The experience of treatment of cancer patients with mTOR inhibitors is also in agreement with their cancer-preventive effects. Although rapalogs do not cure cancer and infrequently cause remission, they can slow down progression even in advanced tumors, and this activity is sufficient for cancer prevention. Also, long-term treatment with rapamycin slows down aging, a major risk factor for cancer (Figure 3). Notably, delaying cancer is form of cancer prevention. Consider a scenario: rapamycin delays cancer for 2 years, during which this person dies from myocardial infarction (Figure 2). In this case postponing cancer is cancer prevention.

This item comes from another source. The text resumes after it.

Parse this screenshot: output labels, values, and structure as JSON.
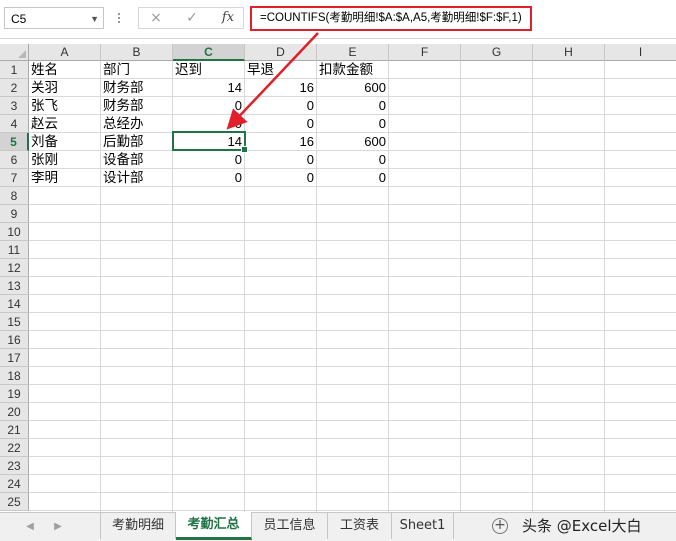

Figure 3: Rapamycin prevents cancer by direct (suppressing pre-cancerous/cancer cell) and indirect mechanisms (suppressing aging and angiogenesis).
Currently, an increasing number of healthy people use rapamycin off-label to slow down aging. Perhaps in ten or twenty years from now, data will accumulate for retrospective analysis of cancer-prevention with rapamycin in humans.
CONFLICTS OF INTEREST
Author has no conflicts of interest to declare.